La nuit à l’Hôtel des Invalides, poème de Emile de La Bedollière

29 09 2007

La nuit, quand tout se tait et dort sur l’Esplanade,

A l’horizon lointain mugit la canonnade !

Des rêves glorieux ont visité l’Hôtel,

Soudain, chaque bataille, au renom immortel,

Fille du peuple libre ou fille de l’Empire,

Prend un corps et, vivante, elle marche et respire.

Fleurus, demi-vêtue et le sein palpitant,

Croise la baïonnette, et triomphe en chantant.

Embabeth, refoulant les Arabes timides,

Contemple l’Orient du haut des Pyramides.

Vengeant de tristes jours de défaite et d’affront,

Marengo pleure un brave ; Austerlitz à son front

Porte des rayons d’or éclatants comme un phare,

Et sur des lacs de glace entonne sa fanfare,

Voici venir Wagram et la sanglante Eylau ;

Pâle de désespoir, voyez-vous Waterloo,

Au milieu des moissons que la guerre a foulées,

Disputer aux Anglais ses aigles mutilées ?

Entendez-vous encor, par la paix endormis,

S’éveille r en grondant les canons ennemis ?

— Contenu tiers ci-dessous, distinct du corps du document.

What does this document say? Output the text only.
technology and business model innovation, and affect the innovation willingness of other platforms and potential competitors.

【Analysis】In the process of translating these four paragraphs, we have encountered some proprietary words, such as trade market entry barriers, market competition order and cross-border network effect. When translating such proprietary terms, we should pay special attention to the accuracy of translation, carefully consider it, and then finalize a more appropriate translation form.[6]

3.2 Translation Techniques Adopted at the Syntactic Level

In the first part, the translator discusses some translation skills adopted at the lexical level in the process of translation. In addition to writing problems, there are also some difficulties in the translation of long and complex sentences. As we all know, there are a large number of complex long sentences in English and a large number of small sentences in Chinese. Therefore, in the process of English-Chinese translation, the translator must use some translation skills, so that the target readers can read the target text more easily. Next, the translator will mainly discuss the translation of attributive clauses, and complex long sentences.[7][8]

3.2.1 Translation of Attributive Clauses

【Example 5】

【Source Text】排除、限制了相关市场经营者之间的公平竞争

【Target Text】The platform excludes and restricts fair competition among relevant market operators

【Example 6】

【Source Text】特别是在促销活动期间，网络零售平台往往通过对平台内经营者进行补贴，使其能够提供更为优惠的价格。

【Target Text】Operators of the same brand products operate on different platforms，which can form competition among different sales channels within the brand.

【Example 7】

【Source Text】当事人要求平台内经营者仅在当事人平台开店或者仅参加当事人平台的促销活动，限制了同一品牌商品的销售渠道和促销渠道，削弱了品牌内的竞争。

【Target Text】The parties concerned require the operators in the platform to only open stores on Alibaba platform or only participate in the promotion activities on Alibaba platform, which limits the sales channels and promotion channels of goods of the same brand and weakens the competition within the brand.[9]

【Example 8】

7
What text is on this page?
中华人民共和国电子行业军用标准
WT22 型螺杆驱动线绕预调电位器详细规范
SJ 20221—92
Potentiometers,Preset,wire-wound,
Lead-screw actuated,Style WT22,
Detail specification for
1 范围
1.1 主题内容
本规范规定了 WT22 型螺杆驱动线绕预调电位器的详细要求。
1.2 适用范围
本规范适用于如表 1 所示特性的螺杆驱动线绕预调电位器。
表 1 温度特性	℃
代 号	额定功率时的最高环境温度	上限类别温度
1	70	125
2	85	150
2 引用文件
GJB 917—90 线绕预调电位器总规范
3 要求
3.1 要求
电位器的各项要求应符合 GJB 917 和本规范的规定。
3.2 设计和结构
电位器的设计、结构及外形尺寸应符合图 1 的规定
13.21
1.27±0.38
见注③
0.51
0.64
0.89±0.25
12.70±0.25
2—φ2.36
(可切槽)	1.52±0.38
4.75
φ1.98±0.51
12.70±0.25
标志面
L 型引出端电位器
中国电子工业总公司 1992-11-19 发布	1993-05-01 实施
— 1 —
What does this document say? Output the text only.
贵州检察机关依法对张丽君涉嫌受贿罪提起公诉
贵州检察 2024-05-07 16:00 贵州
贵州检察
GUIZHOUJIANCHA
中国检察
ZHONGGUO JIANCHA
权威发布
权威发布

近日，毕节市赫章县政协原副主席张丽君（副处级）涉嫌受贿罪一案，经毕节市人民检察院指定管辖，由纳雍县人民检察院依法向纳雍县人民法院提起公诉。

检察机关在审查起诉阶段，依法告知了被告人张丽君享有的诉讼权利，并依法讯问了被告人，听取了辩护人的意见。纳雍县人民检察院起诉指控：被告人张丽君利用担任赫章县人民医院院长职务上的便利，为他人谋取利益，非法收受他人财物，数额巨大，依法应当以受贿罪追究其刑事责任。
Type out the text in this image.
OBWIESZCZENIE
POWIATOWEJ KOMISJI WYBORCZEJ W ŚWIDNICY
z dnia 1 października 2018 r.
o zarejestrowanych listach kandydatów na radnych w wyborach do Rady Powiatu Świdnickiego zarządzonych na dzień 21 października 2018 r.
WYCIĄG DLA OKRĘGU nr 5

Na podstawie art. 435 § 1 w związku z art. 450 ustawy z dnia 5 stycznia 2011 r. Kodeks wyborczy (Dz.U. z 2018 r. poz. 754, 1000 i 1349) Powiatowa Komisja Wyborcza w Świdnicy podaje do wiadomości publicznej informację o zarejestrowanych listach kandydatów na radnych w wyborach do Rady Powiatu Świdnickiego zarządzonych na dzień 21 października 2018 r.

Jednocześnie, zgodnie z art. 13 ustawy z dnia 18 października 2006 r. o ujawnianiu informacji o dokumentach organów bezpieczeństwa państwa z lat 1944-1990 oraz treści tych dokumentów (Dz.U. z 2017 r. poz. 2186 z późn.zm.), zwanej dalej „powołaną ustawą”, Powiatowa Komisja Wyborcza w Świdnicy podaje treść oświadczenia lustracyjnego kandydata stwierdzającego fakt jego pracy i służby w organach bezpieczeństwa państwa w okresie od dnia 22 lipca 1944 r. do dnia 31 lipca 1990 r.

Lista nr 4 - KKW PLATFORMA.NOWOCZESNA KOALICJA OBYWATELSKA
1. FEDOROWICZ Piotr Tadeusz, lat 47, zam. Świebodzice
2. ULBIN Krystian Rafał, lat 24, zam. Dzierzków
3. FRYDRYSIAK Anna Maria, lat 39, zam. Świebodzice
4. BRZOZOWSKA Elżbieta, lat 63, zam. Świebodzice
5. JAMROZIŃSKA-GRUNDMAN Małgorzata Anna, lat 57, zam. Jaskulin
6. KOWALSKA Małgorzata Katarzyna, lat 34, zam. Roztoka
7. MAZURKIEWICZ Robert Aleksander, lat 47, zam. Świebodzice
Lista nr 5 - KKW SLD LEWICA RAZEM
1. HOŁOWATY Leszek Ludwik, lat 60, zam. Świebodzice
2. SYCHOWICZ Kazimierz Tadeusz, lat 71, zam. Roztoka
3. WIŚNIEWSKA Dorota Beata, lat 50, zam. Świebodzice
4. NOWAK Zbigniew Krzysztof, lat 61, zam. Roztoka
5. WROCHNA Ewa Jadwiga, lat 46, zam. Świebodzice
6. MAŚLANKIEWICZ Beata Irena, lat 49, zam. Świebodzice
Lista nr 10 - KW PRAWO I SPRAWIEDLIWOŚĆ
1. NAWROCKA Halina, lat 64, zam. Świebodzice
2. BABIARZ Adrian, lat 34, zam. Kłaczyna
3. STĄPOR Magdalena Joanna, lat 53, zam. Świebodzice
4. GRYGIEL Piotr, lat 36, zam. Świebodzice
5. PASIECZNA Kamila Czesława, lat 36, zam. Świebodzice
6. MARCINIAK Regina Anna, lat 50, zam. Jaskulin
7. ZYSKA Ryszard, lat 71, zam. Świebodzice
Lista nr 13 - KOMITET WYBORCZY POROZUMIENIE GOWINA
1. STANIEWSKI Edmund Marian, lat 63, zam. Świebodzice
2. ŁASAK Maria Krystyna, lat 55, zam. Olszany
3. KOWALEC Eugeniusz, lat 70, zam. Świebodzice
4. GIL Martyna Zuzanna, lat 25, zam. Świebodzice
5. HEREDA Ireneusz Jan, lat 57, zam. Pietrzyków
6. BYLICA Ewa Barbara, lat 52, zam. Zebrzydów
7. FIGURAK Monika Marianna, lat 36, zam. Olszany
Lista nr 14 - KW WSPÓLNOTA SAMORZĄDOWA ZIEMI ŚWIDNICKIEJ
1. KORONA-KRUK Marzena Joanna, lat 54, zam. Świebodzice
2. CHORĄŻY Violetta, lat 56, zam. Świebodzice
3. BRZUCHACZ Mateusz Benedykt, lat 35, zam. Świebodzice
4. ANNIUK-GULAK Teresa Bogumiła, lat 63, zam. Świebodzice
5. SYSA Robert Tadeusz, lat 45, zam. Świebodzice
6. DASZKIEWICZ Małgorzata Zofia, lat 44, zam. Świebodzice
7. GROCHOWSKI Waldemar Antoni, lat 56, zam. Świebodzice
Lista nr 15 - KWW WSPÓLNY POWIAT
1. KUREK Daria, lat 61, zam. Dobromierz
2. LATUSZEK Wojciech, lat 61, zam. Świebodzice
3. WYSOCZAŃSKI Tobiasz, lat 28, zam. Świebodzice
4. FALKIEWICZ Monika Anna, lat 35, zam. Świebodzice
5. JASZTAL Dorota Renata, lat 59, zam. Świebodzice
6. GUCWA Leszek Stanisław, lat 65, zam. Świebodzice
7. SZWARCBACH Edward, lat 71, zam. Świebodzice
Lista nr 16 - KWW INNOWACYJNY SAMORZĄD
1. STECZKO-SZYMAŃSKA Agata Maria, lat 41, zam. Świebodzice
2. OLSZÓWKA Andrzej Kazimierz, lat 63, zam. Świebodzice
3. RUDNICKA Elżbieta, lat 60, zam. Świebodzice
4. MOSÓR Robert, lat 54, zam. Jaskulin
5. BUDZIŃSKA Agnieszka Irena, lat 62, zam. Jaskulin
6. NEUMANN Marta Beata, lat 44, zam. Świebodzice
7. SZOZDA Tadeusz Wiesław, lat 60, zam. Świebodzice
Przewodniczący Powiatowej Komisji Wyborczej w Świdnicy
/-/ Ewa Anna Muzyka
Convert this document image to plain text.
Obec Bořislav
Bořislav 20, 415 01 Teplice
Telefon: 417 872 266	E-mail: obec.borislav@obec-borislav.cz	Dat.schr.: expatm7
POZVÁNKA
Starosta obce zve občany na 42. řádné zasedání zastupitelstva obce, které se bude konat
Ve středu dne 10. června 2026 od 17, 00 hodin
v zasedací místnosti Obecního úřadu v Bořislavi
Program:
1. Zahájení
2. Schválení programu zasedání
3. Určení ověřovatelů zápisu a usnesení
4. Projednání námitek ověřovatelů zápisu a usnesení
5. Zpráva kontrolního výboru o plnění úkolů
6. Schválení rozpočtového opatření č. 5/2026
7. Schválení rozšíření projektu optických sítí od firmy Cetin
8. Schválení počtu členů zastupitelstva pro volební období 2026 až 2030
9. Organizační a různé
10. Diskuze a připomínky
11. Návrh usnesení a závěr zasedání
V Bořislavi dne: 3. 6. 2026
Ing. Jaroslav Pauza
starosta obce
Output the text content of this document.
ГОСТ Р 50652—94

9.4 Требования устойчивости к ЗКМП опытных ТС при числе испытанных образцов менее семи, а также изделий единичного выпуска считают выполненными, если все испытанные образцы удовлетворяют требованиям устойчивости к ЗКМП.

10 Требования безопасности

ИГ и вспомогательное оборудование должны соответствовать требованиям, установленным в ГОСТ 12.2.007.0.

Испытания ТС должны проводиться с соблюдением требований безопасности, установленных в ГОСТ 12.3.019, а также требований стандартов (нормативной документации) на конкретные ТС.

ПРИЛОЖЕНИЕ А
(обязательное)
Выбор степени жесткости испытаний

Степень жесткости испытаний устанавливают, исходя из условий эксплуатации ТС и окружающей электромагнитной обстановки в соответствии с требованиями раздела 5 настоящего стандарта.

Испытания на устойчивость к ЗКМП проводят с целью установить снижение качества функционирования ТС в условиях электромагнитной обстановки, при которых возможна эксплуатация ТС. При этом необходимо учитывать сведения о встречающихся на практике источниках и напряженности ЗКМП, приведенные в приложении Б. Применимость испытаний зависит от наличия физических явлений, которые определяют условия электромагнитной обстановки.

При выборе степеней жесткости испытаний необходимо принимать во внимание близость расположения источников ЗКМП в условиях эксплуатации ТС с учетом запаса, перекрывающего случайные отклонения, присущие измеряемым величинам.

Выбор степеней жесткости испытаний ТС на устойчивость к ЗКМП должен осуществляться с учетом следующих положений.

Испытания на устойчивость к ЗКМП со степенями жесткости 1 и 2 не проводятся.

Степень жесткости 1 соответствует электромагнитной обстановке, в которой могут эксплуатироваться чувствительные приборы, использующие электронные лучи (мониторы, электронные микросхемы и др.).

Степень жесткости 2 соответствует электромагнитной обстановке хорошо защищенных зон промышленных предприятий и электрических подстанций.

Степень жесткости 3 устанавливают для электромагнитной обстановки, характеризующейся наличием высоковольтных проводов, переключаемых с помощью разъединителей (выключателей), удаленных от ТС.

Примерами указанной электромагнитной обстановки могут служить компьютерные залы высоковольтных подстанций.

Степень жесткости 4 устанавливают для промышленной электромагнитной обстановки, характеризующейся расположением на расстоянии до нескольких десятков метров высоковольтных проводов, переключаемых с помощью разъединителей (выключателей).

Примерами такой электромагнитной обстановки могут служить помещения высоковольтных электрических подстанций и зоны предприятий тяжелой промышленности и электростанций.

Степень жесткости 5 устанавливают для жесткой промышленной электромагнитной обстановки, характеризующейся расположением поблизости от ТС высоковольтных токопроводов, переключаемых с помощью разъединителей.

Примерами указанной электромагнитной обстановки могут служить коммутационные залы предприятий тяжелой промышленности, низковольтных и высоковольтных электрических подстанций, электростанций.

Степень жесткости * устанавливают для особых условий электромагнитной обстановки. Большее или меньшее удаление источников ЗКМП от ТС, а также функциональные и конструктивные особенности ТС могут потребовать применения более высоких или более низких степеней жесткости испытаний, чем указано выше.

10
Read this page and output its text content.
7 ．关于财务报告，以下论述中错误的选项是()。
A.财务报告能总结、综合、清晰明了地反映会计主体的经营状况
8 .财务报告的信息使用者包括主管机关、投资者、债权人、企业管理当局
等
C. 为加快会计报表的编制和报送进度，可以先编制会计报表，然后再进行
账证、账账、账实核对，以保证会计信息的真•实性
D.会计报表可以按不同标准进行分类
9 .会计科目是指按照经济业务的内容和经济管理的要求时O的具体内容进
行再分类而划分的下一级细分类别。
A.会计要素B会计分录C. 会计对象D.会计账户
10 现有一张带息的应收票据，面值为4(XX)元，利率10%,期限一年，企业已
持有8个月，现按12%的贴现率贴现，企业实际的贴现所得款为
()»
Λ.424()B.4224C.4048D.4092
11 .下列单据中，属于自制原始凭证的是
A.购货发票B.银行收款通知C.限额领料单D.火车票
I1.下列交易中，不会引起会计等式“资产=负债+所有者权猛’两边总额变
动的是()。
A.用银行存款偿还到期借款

Entendez-vous frémir comme au gré de la bise

Les drapeaux suspendus aux voûtes de l’église,

Et que peut contempler l’invalide joyeux,

Quand il élève au ciel sa prière et ses yeux ?

 

Alors les vieux guerriers se raniment ; leur bouche

A retrouvé des dents pour mordre la cartouche ;

Feuillage printanier des arbres rajeunis,

Les cheveux ont couvert leurs crânes dégarnis.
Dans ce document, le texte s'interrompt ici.